Overview of Audio Testing Methodologies
How Many Blind People Does it Take to Know that Your Speakers are the Best?
originally published October 10th, 2005
Double-blind, single-blind, ABX: all of these terms and more are bandied about on forums and elsewhere when discussing someone's subjective experience with a piece of audio equipment. This editorial is meant as a primer for the testing methodologies used to validly measure someone's subjective experiences. This is not a definitive guide, nor is it meant to be. It is also not going to be a technical paper; I will use as many examples with as few numbers as possible. I want this to be accessible to all.
History - What's the deal with all this anyway?
Many moons ago, there was only experience. You put your hand in a fire, it burned, you told your caveman buddies not to do that, and…they probably did it anyway. Whether or not cavemen debated which part of the dino was the best might never be known, but we do know that only a battle to the death could "prove" one of them right. Why? Because it was all opinion: opinion without scientific fact to back it up.

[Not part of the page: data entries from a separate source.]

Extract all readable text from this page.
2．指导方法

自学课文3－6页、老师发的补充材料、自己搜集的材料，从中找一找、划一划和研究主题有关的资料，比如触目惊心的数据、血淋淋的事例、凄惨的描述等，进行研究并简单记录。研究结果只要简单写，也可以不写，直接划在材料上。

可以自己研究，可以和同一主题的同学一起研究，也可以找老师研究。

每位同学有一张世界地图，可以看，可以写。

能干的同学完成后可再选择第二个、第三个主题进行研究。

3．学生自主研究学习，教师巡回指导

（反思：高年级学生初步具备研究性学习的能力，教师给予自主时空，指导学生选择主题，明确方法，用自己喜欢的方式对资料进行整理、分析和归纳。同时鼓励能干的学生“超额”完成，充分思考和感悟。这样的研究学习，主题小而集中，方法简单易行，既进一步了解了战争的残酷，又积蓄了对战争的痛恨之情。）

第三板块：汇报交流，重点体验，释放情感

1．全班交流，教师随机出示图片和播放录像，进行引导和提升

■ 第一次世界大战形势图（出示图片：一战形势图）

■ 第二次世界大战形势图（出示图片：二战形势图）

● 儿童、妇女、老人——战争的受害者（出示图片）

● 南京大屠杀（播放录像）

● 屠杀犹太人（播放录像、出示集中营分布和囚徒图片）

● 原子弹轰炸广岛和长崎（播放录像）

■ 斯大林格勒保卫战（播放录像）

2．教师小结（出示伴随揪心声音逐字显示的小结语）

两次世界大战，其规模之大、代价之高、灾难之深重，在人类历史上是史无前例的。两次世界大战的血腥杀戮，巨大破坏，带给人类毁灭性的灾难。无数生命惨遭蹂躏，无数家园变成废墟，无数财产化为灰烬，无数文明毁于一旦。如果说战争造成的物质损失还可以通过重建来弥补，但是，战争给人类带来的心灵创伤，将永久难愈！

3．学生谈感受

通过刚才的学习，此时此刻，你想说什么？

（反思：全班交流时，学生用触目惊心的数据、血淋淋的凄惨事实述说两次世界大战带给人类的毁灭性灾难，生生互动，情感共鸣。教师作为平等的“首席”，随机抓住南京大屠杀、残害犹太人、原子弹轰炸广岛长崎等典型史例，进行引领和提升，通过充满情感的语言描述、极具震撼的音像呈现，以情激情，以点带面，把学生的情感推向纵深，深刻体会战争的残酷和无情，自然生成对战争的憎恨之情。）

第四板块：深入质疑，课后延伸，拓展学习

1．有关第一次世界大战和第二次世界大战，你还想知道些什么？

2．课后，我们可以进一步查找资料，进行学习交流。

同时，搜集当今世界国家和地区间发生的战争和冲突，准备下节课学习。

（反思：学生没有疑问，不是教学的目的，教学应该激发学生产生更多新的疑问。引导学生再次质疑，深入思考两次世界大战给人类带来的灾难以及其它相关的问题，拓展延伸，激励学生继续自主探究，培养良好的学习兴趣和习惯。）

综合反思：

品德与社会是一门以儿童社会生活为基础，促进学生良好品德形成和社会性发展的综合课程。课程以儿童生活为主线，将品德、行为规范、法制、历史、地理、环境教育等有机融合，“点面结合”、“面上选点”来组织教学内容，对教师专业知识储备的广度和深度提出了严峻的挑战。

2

Well, time marched on, and low and behold, the deductive method (still used today in mathematics) was invented by Euclid. In simple terms, one creates simple, true statements (axioms or postulates), then builds theorems based upon them. Anyone flashing back to high school geometry? I am. The deductive method is great - for mathematics. But, what if you don't have simple truths upon which to build?
Enter Sir Francis Bacon (named after my favorite pork product). Sir Bacon came up with the inductive method (commonly referred to as the Scientific Method). The Scientific Method is basically:
Observe and describe
Create a hypothesis (theory for why what you observed happened)
Make predictions based on your hypothesis
Experiment to see if your predictions hold true
Of course, step five is, "repeat." At this point, an example is in order:
Example 1: You are walking down the street. You notice a pain in your foot. You look, and there is a tack imbedded in your foot (observation). You suspect that the tack is the cause of your considerable discomfort (hypothesis). You think that if you remove the tack, the pain will subside (predict). You pull the tack out of your foot, and there is a considerable reduction of the pain, though some is still present (experiment). Now comes the dreaded step 5 - repeat. Ouch.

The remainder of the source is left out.